お疲れ様

お疲れ様 (おつかれさま) might be the ultimate “get used to it” phrase. I hear it all the time these days – when anyone returns to the office from an outing we say it to them, I say it to everyone before I leave work, I say it to the guy who empties the trash, I say it to someone if they are leaving.

I’ve started saying it a lot more than I used to, partly because I hear it so much. I did hear it in Nishiaizu, too – when I paid my bills, after I got back from elementary school, when I left school – but it gets used a lot more now.

I guess it literally means something like “You look tired,” but a more accurate translation is, “Thank you for your efforts,” which I learned from Kitakata Alan. That effectively expresses the idea that it is a set phrase used when someone completes something. If you look at the times when it is said, it is generally at the point where one activity ends and another begins. You can emphasize this by making it past tense – お疲れさまでした. If, on the other hand, people are still working (i.e. the activity has not reached completion), then you can say お疲れさまです.

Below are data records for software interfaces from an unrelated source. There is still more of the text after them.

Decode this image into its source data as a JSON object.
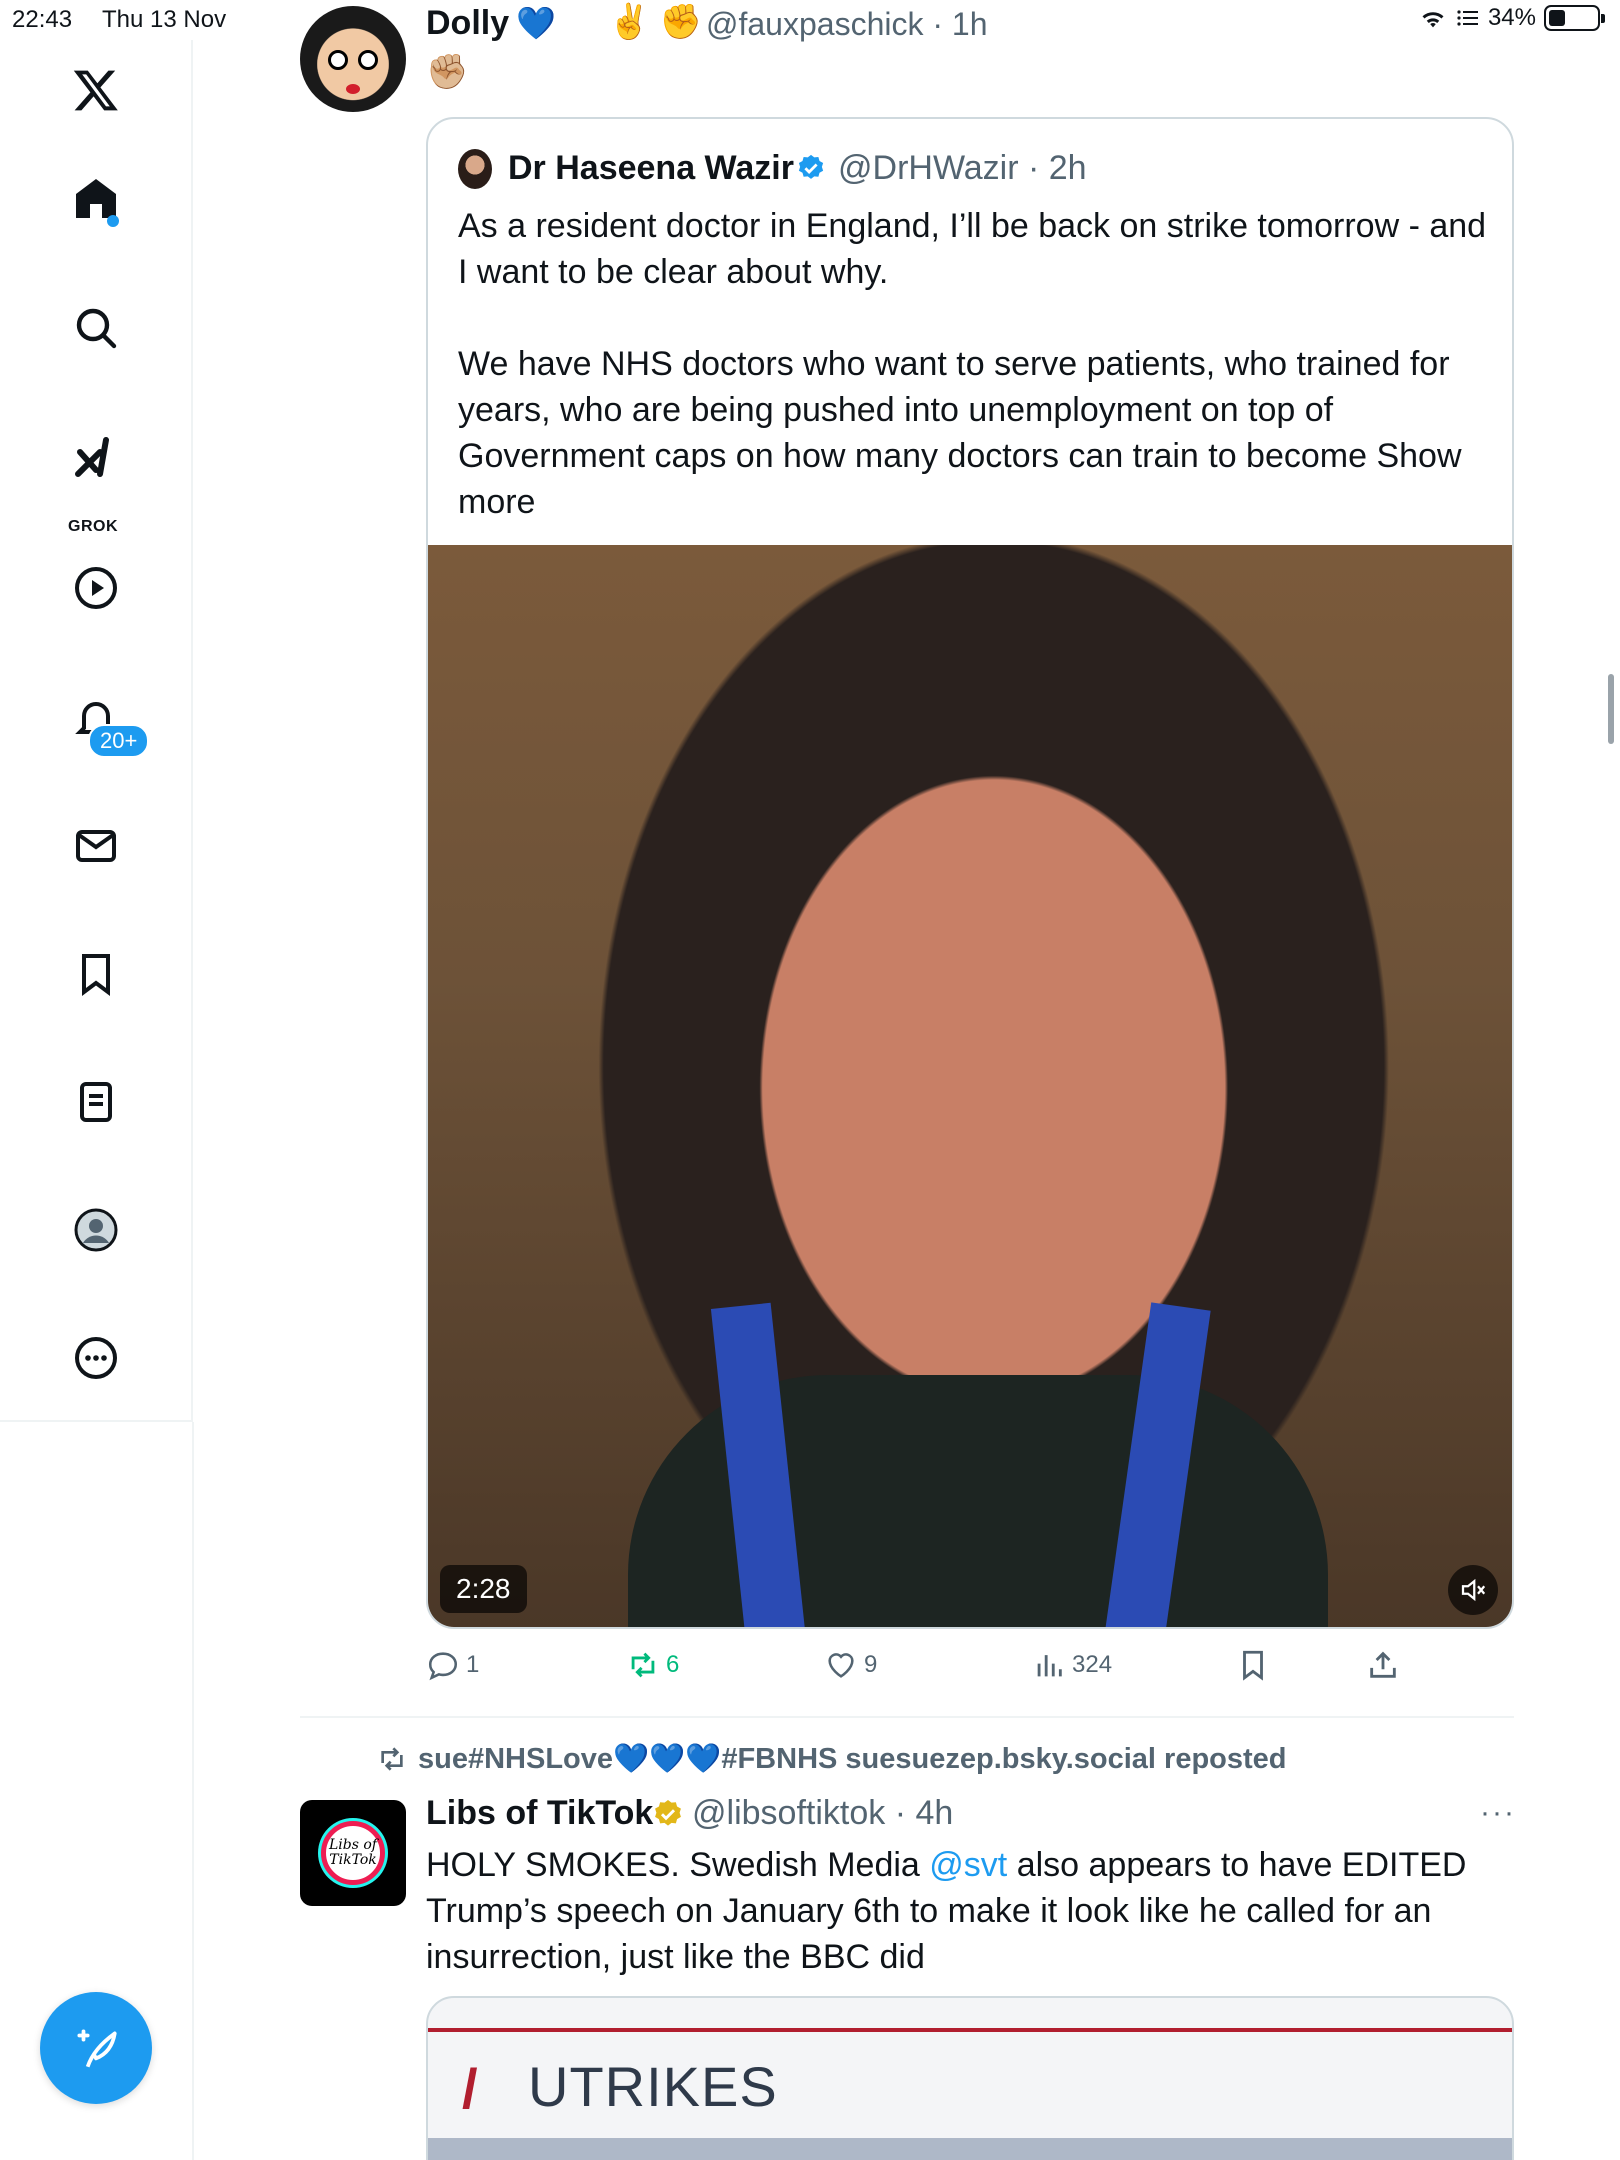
{
  "status_bar": {
    "time": "22:43",
    "date": "Thu 13 Nov",
    "battery": "34%",
    "battery_level": 0.34
  },
  "sidebar": {
    "grok_label": "GROK",
    "notifications_badge": "20+",
    "accent": "#1d9bf0"
  },
  "tweet1": {
    "name": "Dolly",
    "heart": "💙",
    "emojis": "✌️ ✊",
    "handle": "@fauxpaschick · 1h",
    "line2": "✊🏼"
  },
  "quote": {
    "name": "Dr Haseena Wazir",
    "handle": "@DrHWazir · 2h",
    "text": "As a resident doctor in England, I’ll be back on strike tomorrow - and I want to be clear about why.\n\nWe have NHS doctors who want to serve patients, who trained for years, who are being pushed into unemployment on top of Government caps on how many doctors can train to become Show more",
    "video_duration": "2:28"
  },
  "actions": {
    "replies": "1",
    "reposts": "6",
    "likes": "9",
    "views": "324"
  },
  "tweet2": {
    "repost_by": "sue#NHSLove💙💙💙#FBNHS suesuezep.bsky.social reposted",
    "name": "Libs of TikTok",
    "handle": "@libsoftiktok · 4h",
    "more": "···",
    "avatar_text": "Libs of TikTok",
    "text_before": "HOLY SMOKES. Swedish Media ",
    "mention": "@svt",
    "text_after": " also appears to have EDITED Trump’s speech on January 6th to make it look like he called for an insurrection, just like the BBC did",
    "media_heading": "UTRIKES",
    "media_slash": "/"
  }
}
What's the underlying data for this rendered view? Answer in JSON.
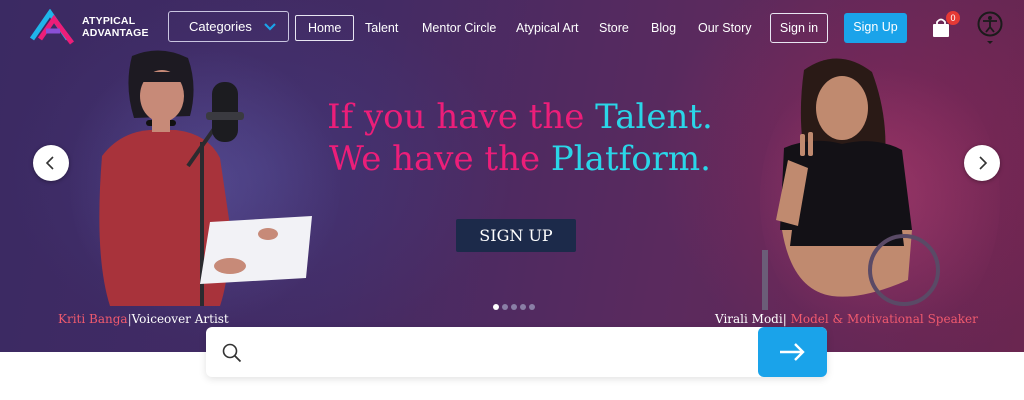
{
  "brand": {
    "name_line1": "ATYPICAL",
    "name_line2": "ADVANTAGE",
    "accent": "#1aa3ea",
    "pink": "#ec1e79",
    "cyan": "#2ad6e8"
  },
  "nav": {
    "categories_label": "Categories",
    "links": [
      "Home",
      "Talent",
      "Mentor Circle",
      "Atypical Art",
      "Store",
      "Blog",
      "Our Story"
    ],
    "active": "Home",
    "signin_label": "Sign in",
    "signup_label": "Sign Up",
    "cart_count": "0",
    "cart_icon": "shopping-bag-icon",
    "accessibility_icon": "accessibility-icon"
  },
  "hero": {
    "line1_a": "If you have the ",
    "line1_b": "Talent.",
    "line2_a": "We have the ",
    "line2_b": "Platform.",
    "signup_label": "SIGN UP",
    "slide_count": 5,
    "active_slide": 1,
    "left_caption": {
      "name": "Kriti Banga",
      "separator": "|",
      "role": "Voiceover Artist"
    },
    "right_caption": {
      "name": "Virali Modi",
      "separator": "|",
      "role": "Model & Motivational Speaker"
    }
  },
  "search": {
    "placeholder": "",
    "value": ""
  }
}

Perhaps the best, most ritualized example of this is at elementary school. The kids all do the cleaning themselves after lunch. Sixth graders run groups of kids from all grade levels. All the groups line up and begin cleaning by collectively yelling, お願いします. They end the cleaning by saying, ご苦労様(くろうさま)でした, which is just a more casual way of saying お疲れさまでした. I would always air on the side of お疲れさま, since it is more formal.

Try not to think of the meaning too much. Focus on the situation when it is being said and then try to notice when a similar occasion arises, so that you can use it. And say it a lot, just kind of throw it out there sometimes.